Looking away

What if the most valuable thing we could teach our children is how to look away? What if the most vital skill to teach ourselves in a desires-trained culture is to avoid the voices that exist to exploit our attention and prey on our insecurities? To learn to not see that which is designed to be inescapable.

We allow our mobile devices, our cell phones and tablets, to chirp and buzz and alert us to the point of eliminating our ability to sustain focus. I walk into a bar with even one flat screen on the wall and I see all eyes on the screen. I get into a cab and find myself instinctively looking at the perpetually-on-loop screen—and I hate myself for that instinct. These things are not cultural inevitabilities. They’re learned habits. They’re choices.

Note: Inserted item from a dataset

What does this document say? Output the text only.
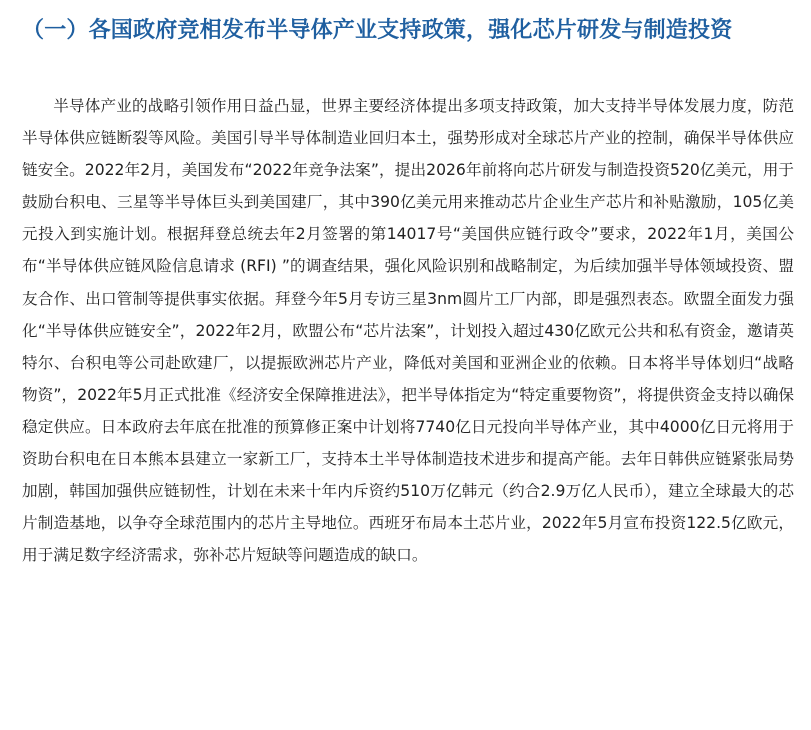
（一）各国政府竞相发布半导体产业支持政策，强化芯片研发与制造投资

半导体产业的战略引领作用日益凸显，世界主要经济体提出多项支持政策，加大支持半导体发展力度，防范半导体供应链断裂等风险。美国引导半导体制造业回归本土，强势形成对全球芯片产业的控制，确保半导体供应链安全。2022年2月，美国发布“2022年竞争法案”，提出2026年前将向芯片研发与制造投资520亿美元，用于鼓励台积电、三星等半导体巨头到美国建厂，其中390亿美元用来推动芯片企业生产芯片和补贴激励，105亿美元投入到实施计划。根据拜登总统去年2月签署的第14017号“美国供应链行政令”要求，2022年1月，美国公布“半导体供应链风险信息请求 (RFI) ”的调查结果，强化风险识别和战略制定，为后续加强半导体领域投资、盟友合作、出口管制等提供事实依据。拜登今年5月专访三星3nm圆片工厂内部，即是强烈表态。欧盟全面发力强化“半导体供应链安全”，2022年2月，欧盟公布“芯片法案”，计划投入超过430亿欧元公共和私有资金，邀请英特尔、台积电等公司赴欧建厂，以提振欧洲芯片产业，降低对美国和亚洲企业的依赖。日本将半导体划归“战略物资”，2022年5月正式批准《经济安全保障推进法》，把半导体指定为“特定重要物资”，将提供资金支持以确保稳定供应。日本政府去年底在批准的预算修正案中计划将7740亿日元投向半导体产业，其中4000亿日元将用于资助台积电在日本熊本县建立一家新工厂，支持本土半导体制造技术进步和提高产能。去年日韩供应链紧张局势加剧，韩国加强供应链韧性，计划在未来十年内斥资约510万亿韩元（约合2.9万亿人民币），建立全球最大的芯片制造基地，以争夺全球范围内的芯片主导地位。西班牙布局本土芯片业，2022年5月宣布投资122.5亿欧元，用于满足数字经济需求，弥补芯片短缺等问题造成的缺口。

We’ve chosen to let our mobile devices vibrant when we receive an email or a text message. We’ve chosen to put televisions on every empty wall space. We give ourselves the devices that are eliminating our leisure time. We can also choose to intentionally and systematically structure our interaction with devices and the media they convey.

Our devices have dramatically improved our lives by enabling information access on an unprecedented scale and at a profound ease. But there have been obvious and serious tradeoffs that we don’t seem to be addressing with as much enthusiasm.

“We must shift America from a needs to a desires culture, said Paul Mazur almost a century ago. “People must be trained to desire, to want new things, even before the old have been entirely consumed. … Man’s desires must overshadow his needs.” If we measure time as money, Mazur’s words ring in our ears. What most of our screens want when they call our attention is both of these things—they want our attention as a means to our time and money.

Where are we preserving the space for deep or uninterrupted thinking? For contemplation? For family? For leisure? For retreat? These aren’t simply important public goods. They’re also important personal goods.

We build communities so we can enjoy one another—not so we can merely transact with one another. The market, which screens often serve as access points to, is only one of the forms of important human exchange:

When the Stranger says: “What is the meaning of this city?
Do you huddle close together because you love each other?”
What will you answer? “We all dwell together
To make money from each other”? or “This is a community”?

Oh my soul, be prepared for the coming of the Stranger. —T.S. Eliot

Creating spaces free of screens will be one of the most important civic contributions of leaders in the coming decades. We can start with our homes, which should always be a refuge from the frenzy of the outside world.

The response to this call in the future might seem radical, but if it turns out to be radical, it will be a radicalism concerned with tradition—that is, the tradition of authentically free spaces.